September 05, 2013
By CHRISTOPHER TORCHIA
South Africans on September 2 welcomed Nelson Mandela’s discharge from a hospital after nearly three months of treatment amid concerns that his health remains so poor that he still must receive intensive care at home.
An ambulance returned the 95-year-old leader of the anti-apartheid movement to his home in the leafy Johannesburg neighborhood of Houghton on Sunday. The office of South African President Jacob Zuma said Mandela remains in critical and sometimes unstable condition and will receive the same level of care that he did in the hospital, administered by the same doctors.
Authorities kept a large contingent of journalists away from the entrance to Mandela’s house, and police patrolled tree-lined streets in the area. Some grandchildren and other relatives of the former leader visited the home, but did not comment to the media.
When Mandela was hospitalized, many people left written tributes outside the perimeter wall of his home, turning the area into a makeshift shrine. Most of the messages were later removed.
“If he’s back at home, I’m feeling free,” said Harrison Phiri, a gardener. “He’s the father of the nation.”
Thembisa Mbolambi, another Johannesburg resident, also expressed satisfaction that Mandela had left the hospital in Pretoria, describing him as “the man who offered himself for us.”
The Star, a South African newspaper, carried a headline that read, “Madiba At Home,” referring to Mandela by his clan name. The newspaper noted that "worries over infection persist.”

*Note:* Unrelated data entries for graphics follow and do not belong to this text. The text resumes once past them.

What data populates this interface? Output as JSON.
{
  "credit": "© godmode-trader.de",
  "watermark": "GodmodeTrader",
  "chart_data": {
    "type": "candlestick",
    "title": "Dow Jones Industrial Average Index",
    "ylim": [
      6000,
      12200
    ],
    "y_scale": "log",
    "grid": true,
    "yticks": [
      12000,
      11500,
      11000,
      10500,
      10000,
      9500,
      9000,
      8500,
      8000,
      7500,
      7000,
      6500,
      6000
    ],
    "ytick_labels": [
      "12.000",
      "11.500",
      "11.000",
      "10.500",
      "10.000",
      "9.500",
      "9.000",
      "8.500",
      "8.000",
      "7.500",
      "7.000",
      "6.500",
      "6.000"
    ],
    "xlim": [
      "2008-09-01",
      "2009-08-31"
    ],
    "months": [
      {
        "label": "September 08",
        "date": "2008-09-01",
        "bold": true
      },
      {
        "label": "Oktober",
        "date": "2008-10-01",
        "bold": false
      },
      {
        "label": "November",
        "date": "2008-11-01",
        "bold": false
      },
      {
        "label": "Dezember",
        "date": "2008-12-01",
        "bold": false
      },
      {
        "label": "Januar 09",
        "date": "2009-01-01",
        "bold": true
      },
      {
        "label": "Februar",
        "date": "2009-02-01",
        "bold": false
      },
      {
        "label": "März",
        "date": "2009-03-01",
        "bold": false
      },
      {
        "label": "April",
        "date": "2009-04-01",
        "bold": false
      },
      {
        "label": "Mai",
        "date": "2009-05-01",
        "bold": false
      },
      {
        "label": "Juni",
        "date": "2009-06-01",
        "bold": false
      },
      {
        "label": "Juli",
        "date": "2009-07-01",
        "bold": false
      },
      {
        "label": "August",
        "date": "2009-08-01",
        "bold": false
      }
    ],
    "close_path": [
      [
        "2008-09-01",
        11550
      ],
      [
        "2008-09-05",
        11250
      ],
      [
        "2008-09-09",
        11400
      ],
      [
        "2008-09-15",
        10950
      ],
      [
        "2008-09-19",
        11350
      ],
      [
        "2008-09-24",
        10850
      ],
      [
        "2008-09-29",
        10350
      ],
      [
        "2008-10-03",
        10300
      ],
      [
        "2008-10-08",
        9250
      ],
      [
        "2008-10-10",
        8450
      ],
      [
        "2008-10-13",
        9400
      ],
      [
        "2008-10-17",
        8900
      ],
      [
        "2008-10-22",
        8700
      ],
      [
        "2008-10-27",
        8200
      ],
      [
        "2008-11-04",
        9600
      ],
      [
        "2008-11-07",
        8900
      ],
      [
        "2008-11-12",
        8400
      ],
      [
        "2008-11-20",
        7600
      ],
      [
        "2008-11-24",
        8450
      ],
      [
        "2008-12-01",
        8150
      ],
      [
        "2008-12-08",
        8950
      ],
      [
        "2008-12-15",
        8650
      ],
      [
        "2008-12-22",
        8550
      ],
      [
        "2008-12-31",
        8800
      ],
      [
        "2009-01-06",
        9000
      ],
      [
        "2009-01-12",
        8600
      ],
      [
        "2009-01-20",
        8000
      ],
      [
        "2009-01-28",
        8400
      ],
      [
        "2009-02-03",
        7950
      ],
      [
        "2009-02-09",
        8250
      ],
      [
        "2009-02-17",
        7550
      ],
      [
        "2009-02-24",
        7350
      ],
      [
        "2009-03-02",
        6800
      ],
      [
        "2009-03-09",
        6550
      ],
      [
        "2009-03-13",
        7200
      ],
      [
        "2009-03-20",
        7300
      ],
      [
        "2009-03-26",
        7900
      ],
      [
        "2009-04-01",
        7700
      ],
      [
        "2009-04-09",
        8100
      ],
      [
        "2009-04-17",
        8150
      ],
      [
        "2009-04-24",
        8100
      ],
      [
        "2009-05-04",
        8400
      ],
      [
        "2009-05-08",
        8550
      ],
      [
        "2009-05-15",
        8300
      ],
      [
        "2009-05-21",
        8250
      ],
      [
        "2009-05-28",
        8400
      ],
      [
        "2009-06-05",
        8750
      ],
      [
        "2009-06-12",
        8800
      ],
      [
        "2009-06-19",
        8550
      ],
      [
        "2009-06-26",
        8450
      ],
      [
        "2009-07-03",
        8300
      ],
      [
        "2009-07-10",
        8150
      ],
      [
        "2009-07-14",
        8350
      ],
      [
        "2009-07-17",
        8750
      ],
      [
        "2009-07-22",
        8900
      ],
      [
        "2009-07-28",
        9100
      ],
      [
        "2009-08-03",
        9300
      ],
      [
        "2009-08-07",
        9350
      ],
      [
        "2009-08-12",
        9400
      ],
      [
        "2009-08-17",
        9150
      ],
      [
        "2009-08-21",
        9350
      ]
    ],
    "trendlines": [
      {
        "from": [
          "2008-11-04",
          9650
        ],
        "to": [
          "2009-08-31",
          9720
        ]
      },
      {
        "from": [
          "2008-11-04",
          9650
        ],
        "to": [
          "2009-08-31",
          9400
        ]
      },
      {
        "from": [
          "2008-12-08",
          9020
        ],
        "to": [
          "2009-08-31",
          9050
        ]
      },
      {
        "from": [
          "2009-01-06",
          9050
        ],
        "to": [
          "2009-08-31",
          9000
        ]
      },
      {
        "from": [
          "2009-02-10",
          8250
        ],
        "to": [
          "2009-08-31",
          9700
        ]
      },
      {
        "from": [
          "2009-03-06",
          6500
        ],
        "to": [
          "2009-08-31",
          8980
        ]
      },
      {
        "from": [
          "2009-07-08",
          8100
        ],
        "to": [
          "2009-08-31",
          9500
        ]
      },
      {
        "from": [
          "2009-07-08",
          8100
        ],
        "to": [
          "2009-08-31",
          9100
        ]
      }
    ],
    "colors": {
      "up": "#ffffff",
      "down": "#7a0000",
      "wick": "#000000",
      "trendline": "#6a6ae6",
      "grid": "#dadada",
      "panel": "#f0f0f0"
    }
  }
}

A headline in The New Age newspaper was more upbeat: “World joy for Mandela.”
Mandela was admitted to the hospital on June 8 for what the government described as a recurring lung infection. Legal papers filed by his family said he was on life support, and many South Africans feared he was close to death.
Mandela, a Nobel Peace Prize laureate, is viewed around the world as a powerful figure of reconciliation. Despite being jailed for his prominent role in opposing white racist rule, Mandela was seemingly free of rancor on his release in 1990 after 27 years in prison.
He became a unifying leader who led South Africa through a delicate transition to all-race elections that propelled him to the presidency in 1994.